Ele sorriu para a dama tocando em sua mão e puxando-a em direção aos lábios, beijando o dorso.
-- ENTÃO TUDO ISSO FOI PARA NADA? SÓ PARA UM DEMÔNIO ENCOLEIRADO QUALQUER CLARAMENTE AMANTES DESSA BRUXA VAGABUNDA NOS DIZER O ÓBVIO?! -- A voz de seu pai ecoou e sim, você podia os ouvir sentindo sua mente vagar pelo limbo, no entanto, não poderia ver o que ocorreria:
Os olhos frios e cruéis de um demônio que se aproximava calmamente do responsável pelo clã tão rápido que a mulher não pode fazer nada, assim como a destra que se fechou no pescoço, esmagando a traqueia aos poucos o tirando do chão e o observando adentrar em desespero, seu corpo ressoava lentamente, às mãos arranhavam em vão o braço forte e os olhos aos poucos jaziam sem vida.
O choro até então mudo de sua mãe ecoou, estava prestes a perder o marido e nem sabia se a filha conseguiria retornar. O sangue escorreu pelo nariz daquele que se tornava a vítima e uma voz ecoou na cabeça de Sn.
"Eu te deixo despertar, te ajudo até mesmo a salvá-lo, mas em troca disso será somente minha."
Sn ficou em desespero, pela primeira vez desde que entrou em um estado vegetativo o corpo se moveu apertando o tecido trocado com firmeza e a voz de Hanâmi ecoou:
-- Akaza mate-o mais devagar por-favor, faça-o apreciar o sofrimento. -- Os olhos da mãe de Sn se alarmaram, afinal ele era apenas um pai querendo sua menininha de volta, mas o demônio sabia exatamente o porquê de tais palavras e assim o fez, folgando os dedos e os pressionando lentamente enquanto os olhos da morena se fixavam nas reações de seu corpo.
-- Se quiser que sua filha volte, é melhor começar a implorar pela vida. -- Hanâmi sugeriu e o homem se negou.
-- Há vamos humano fraco, faça pelo menos com que essa patética cena valha a pena. -- A cara tediosa de Akaza sempre a deixava incrédula, ele só encontrou um humano forte o suficiente ao qual respeitava e o mesmo havia se casado com a mulher ao qual ele almejava ter. -- É melhor você gritar, do contrário sua filhinha vai ficar presa para sempre no inferno.
Era vergonhoso, intimidador e humilhante.
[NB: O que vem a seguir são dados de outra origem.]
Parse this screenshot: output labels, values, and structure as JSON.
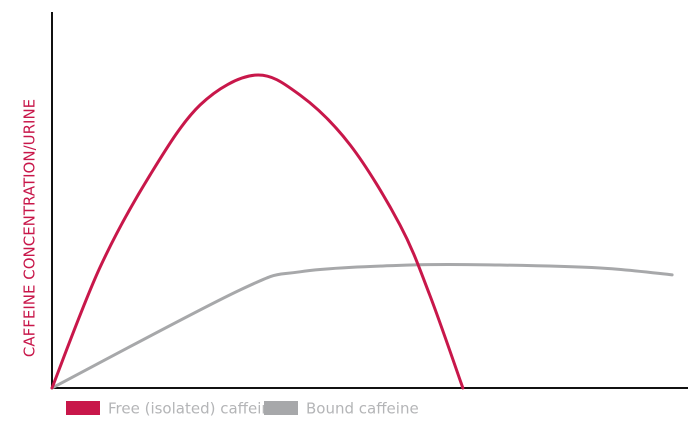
{
  "chart_data": {
    "type": "line",
    "y_label": "CAFFEINE CONCENTRATION/URINE",
    "xlim": [
      0,
      100
    ],
    "ylim": [
      0,
      100
    ],
    "series": [
      {
        "name": "Free (isolated) caffeine",
        "color": "#c8174a",
        "x": [
          0,
          7.5,
          15.4,
          23.3,
          31.9,
          39.0,
          46.9,
          54.7,
          59.4,
          64.6
        ],
        "values": [
          0,
          31.9,
          56.6,
          75.3,
          83.2,
          77.9,
          64.6,
          43.4,
          24.7,
          0
        ]
      },
      {
        "name": "Bound caffeine",
        "color": "#a7a8aa",
        "x": [
          0,
          29.6,
          39.0,
          56.3,
          70.4,
          86.2,
          97.5
        ],
        "values": [
          0,
          26.1,
          30.9,
          32.7,
          32.7,
          31.9,
          30.1
        ]
      }
    ]
  }
}
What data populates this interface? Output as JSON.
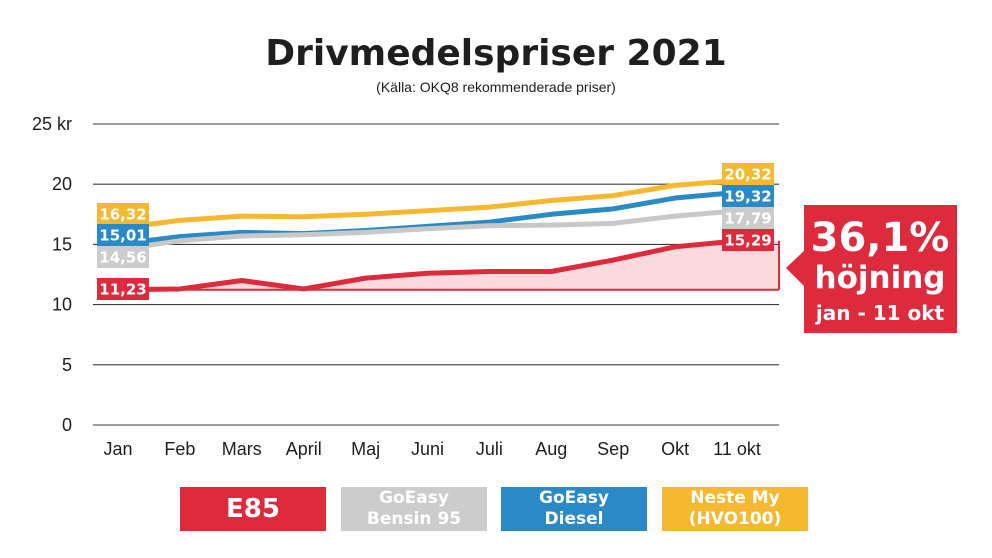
{
  "chart_data": {
    "type": "line",
    "title": "Drivmedelspriser 2021",
    "subtitle": "(Källa: OKQ8 rekommenderade priser)",
    "categories": [
      "Jan",
      "Feb",
      "Mars",
      "April",
      "Maj",
      "Juni",
      "Juli",
      "Aug",
      "Sep",
      "Okt",
      "11 okt"
    ],
    "y_ticks": [
      "25 kr",
      "20",
      "15",
      "10",
      "5",
      "0"
    ],
    "ylim": [
      0,
      25
    ],
    "grid": true,
    "series": [
      {
        "name": "Neste My (HVO100)",
        "color": "#f5b82e",
        "values": [
          16.32,
          17.0,
          17.35,
          17.3,
          17.5,
          17.8,
          18.1,
          18.65,
          19.05,
          19.9,
          20.32
        ],
        "start_label": "16,32",
        "end_label": "20,32"
      },
      {
        "name": "GoEasy Diesel",
        "color": "#2a8ac6",
        "values": [
          15.01,
          15.65,
          16.0,
          15.9,
          16.15,
          16.5,
          16.85,
          17.5,
          17.95,
          18.85,
          19.32
        ],
        "start_label": "15,01",
        "end_label": "19,32"
      },
      {
        "name": "GoEasy Bensin 95",
        "color": "#c8c8c8",
        "values": [
          14.56,
          15.3,
          15.7,
          15.8,
          16.0,
          16.3,
          16.55,
          16.6,
          16.75,
          17.35,
          17.79
        ],
        "start_label": "14,56",
        "end_label": "17,79"
      },
      {
        "name": "E85",
        "color": "#dd2a3d",
        "values": [
          11.23,
          11.3,
          12.0,
          11.3,
          12.2,
          12.6,
          12.75,
          12.75,
          13.7,
          14.8,
          15.29
        ],
        "start_label": "11,23",
        "end_label": "15,29"
      }
    ],
    "callout": {
      "line1": "36,1%",
      "line2": "höjning",
      "line3": "jan - 11 okt",
      "color": "#dd2a3d"
    }
  },
  "legend": [
    {
      "label": "E85",
      "color": "#dd2a3d"
    },
    {
      "label": "GoEasy\nBensin 95",
      "color": "#cccccc"
    },
    {
      "label": "GoEasy\nDiesel",
      "color": "#2a8ac6"
    },
    {
      "label": "Neste My\n(HVO100)",
      "color": "#f5b82e"
    }
  ]
}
Em todos esses anos de servidão Desmond Amarantis nunca precisou se submeter e agora desviava o olhar para as suas mãos que pareciam apertar cada vez mais forte o tecido e por um momento os olhos dele recorreram ao do demônio, se submeteria por ela, faria de tudo para tê-la de volta, esse é o dever de um pai.
O pedido de socorro saiu em um sussurro, com Akaza esmagando cada vez mais forte a traqueia do homem e novamente Sn pareceu pairar pelo local.
"E então vai salvá-lo? Ou posso trazê-lo para me servir? Só pela afronta que fez a Hanâmi sei que levará cem mil chibatadas." Uma risada ecoou em seu lugar.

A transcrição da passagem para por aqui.